IN RE SCHLATTER, W.C. No. 4-554-398 (1/28/2005)


IN THE MATTER OF THE CLAIM OF CODY SCHLATTER, Claimant, v. SELECT WOOD FLOORS INC., Employer, and VIRGINIA SURETY COMPANY INC., Insurer, Respondents.

W.C. Nos. 4-554-398, 4-527-781.Industrial Claim Appeals Office.
January 28, 2005.

ORDER
The respondents seek review of a Supplemental Order of Administrative Law Judge Klein (ALJ) which reopened the claim. We dismiss the appeal for lack of a final order.

In 2001 the claimant suffered an admitted injury.
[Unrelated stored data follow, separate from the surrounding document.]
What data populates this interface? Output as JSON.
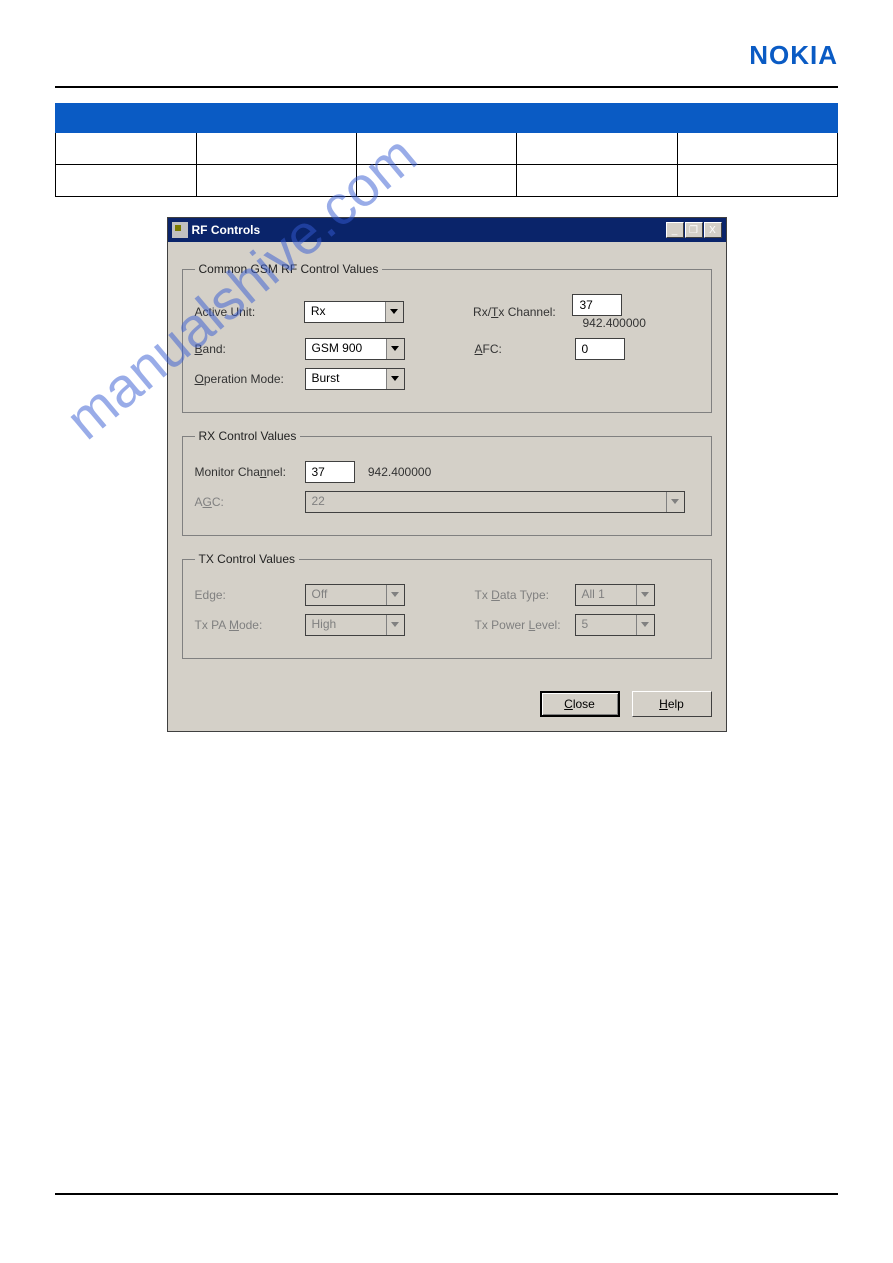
{
  "brand": {
    "logo_text": "NOKIA"
  },
  "table": {
    "headers": [
      "",
      "",
      "",
      "",
      ""
    ],
    "rows": [
      [
        " ",
        " ",
        " ",
        " ",
        " "
      ],
      [
        " ",
        " ",
        " ",
        " ",
        " "
      ]
    ]
  },
  "dialog": {
    "title": "RF Controls",
    "win_btns": {
      "min": "_",
      "restore": "❐",
      "close": "X"
    },
    "group1": {
      "legend": "Common GSM RF Control Values",
      "active_unit_label": "Active Unit:",
      "active_unit_value": "Rx",
      "band_label_plain": "and:",
      "band_ul": "B",
      "band_value": "GSM 900",
      "op_label_plain": "peration Mode:",
      "op_ul": "O",
      "op_value": "Burst",
      "rxtx_label_pre": "Rx/",
      "rxtx_ul": "T",
      "rxtx_label_post": "x Channel:",
      "rxtx_value": "37",
      "rxtx_freq": "942.400000",
      "afc_ul": "A",
      "afc_label_post": "FC:",
      "afc_value": "0"
    },
    "group2": {
      "legend": "RX Control Values",
      "mon_label_pre": "Monitor Cha",
      "mon_ul": "n",
      "mon_label_post": "nel:",
      "mon_value": "37",
      "mon_freq": "942.400000",
      "agc_label_pre": "A",
      "agc_ul": "G",
      "agc_label_post": "C:",
      "agc_value": "22"
    },
    "group3": {
      "legend": "TX Control Values",
      "edge_label_pre": "Ed",
      "edge_ul": "g",
      "edge_label_post": "e:",
      "edge_value": "Off",
      "txpa_label_pre": "Tx PA ",
      "txpa_ul": "M",
      "txpa_label_post": "ode:",
      "txpa_value": "High",
      "txdata_label_pre": "Tx ",
      "txdata_ul": "D",
      "txdata_label_post": "ata Type:",
      "txdata_value": "All 1",
      "txpwr_label_pre": "Tx Power ",
      "txpwr_ul": "L",
      "txpwr_label_post": "evel:",
      "txpwr_value": "5"
    },
    "buttons": {
      "close_ul": "C",
      "close_post": "lose",
      "help_ul": "H",
      "help_post": "elp"
    }
  },
  "watermark": "manualshive.com"
}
The claimant reached maximum medical improvement (MMI) in May 2003 and the claim was subsequently closed.

The ALJ found the claimant’s condition worsened after May 2003, and as a result the claimant was no longer at MMI. Therefore, the ALJ reopened the claim. However, the ALJ declined to address “the remaining issues at this time.” Instead the ALJ reserved all other issues for future determination.
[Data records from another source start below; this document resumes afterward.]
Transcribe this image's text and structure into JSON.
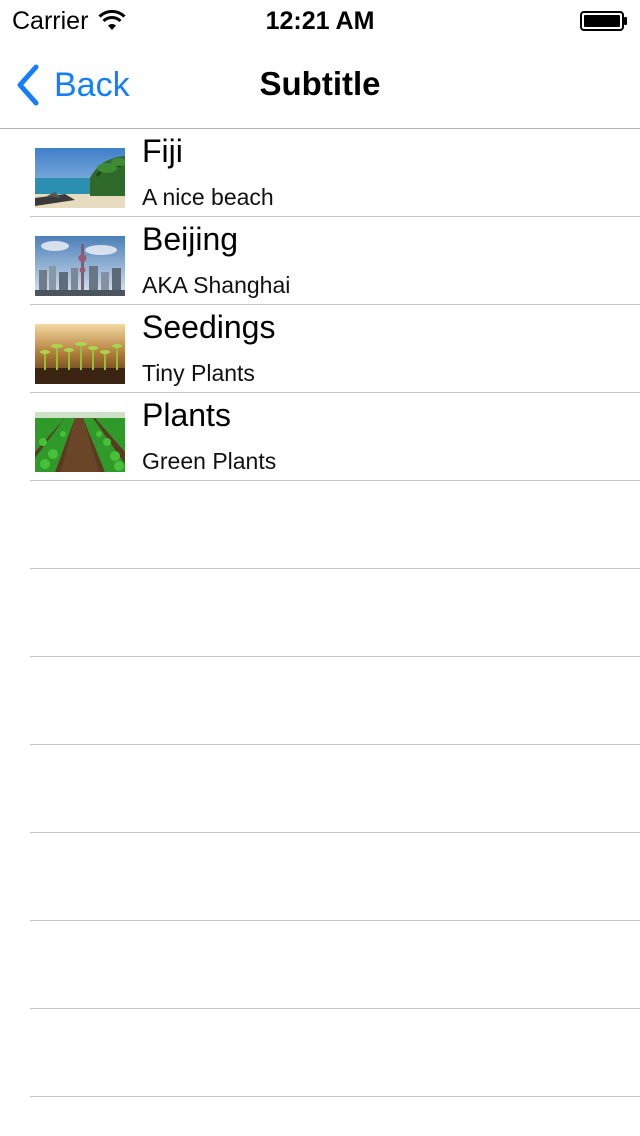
{
  "status_bar": {
    "carrier": "Carrier",
    "time": "12:21 AM"
  },
  "nav": {
    "back_label": "Back",
    "title": "Subtitle"
  },
  "accent_color": "#157efb",
  "rows": [
    {
      "title": "Fiji",
      "subtitle": "A nice beach",
      "image": "beach-photo"
    },
    {
      "title": "Beijing",
      "subtitle": "AKA Shanghai",
      "image": "city-skyline-photo"
    },
    {
      "title": "Seedings",
      "subtitle": "Tiny Plants",
      "image": "seedlings-photo"
    },
    {
      "title": "Plants",
      "subtitle": "Green Plants",
      "image": "crop-field-photo"
    }
  ]
}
Under § 8-43-301(2), C.R.S. 2004, a party dissatisfied with an order “which requires any party to pay a penalty or benefits or denies a claimant a benefit or penalty,” may file a petition to review. Orders which do not require the payment of benefits or penalties, or deny the claimant benefits or penalties are interlocutory and not subject to review. Natkin Co. v. Eubanks, 775 P.2d 88 (Colo.App. 1989). Furthermore, orders which determine liability for benefits, without determining the amount of benefits, do not award or deny benefits as contemplated by this statute, and consequently, are not subject to review. Oxford Chemicals, Inc. v. Richardson, 782 P.2d 843 (Colo.App. 1989); CF I Steel Corp. v. Industrial Commission, 731 P.2d 144
(Colo.App. 1986); Great West Casualty Co. v. Tolbert, (Colo.App. No. 90CA0046, October 4, 1990) (not selected for publication) (order requiring payment of benefits “to which the claimant may be entitled” was not yet reviewable).
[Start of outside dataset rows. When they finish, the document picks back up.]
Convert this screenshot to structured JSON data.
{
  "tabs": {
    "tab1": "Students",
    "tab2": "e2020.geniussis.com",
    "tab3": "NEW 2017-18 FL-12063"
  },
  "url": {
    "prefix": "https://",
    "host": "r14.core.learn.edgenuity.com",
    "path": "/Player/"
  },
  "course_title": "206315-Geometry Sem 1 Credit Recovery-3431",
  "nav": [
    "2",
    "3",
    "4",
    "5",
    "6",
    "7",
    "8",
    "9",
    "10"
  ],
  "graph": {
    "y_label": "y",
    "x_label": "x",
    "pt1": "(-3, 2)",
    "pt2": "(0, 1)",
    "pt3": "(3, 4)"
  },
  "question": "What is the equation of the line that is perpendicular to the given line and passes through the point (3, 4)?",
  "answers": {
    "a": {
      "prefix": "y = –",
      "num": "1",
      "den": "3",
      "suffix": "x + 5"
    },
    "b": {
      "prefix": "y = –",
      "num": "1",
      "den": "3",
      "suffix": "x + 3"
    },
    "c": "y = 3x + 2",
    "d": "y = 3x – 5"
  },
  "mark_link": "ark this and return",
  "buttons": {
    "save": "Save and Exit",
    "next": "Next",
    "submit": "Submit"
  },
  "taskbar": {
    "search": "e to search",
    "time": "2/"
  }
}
The issues before the ALJ were the petition to reopen and a request for medical benefits after MMI as provided by Grover v. Industrial Commission, 759 P.2d 705 (Colo. 1988). Because the ALJ found the claimant was no longer at MMI, he determined the issue of Grover-type benefits was not ripe for adjudication. Furthermore, the ALJ did not award any other specific benefits. Rather the ALJ expressly reserved all other issues for future determination. Under these circumstances, the Supplemental Order does not award or deny any “benefit” within the meaning of § 8-43-301(2). Therefore, the ALJ’s order is interlocutory and not currently reviewable. Director of Division of Labor v. Smith, 725 P.2d 1161
(Colo.App. 1986).

IT IS THEREFORE ORDERED that the respondents’ petition to review the ALJ’s Supplemental Order dated October 26, 2004, is dismissed without prejudice.

INDUSTRIAL CLAIM APPEALS PANEL

____________________ David Cain
____________________ Kathy E. Dean

Cody Schlatter, Ault, CO, Select Wood Floors, Inc., Fort Collins, CO, Virginia Surety Company, Inc. c/o Stacy Stanton, Applied Risk Services, Omaha, NE, Katherine E. Conahan, Esq., Loveland, CO, (For Claimant).

Keith E. Mottram, Esq., Denver, CO, (For Respondents).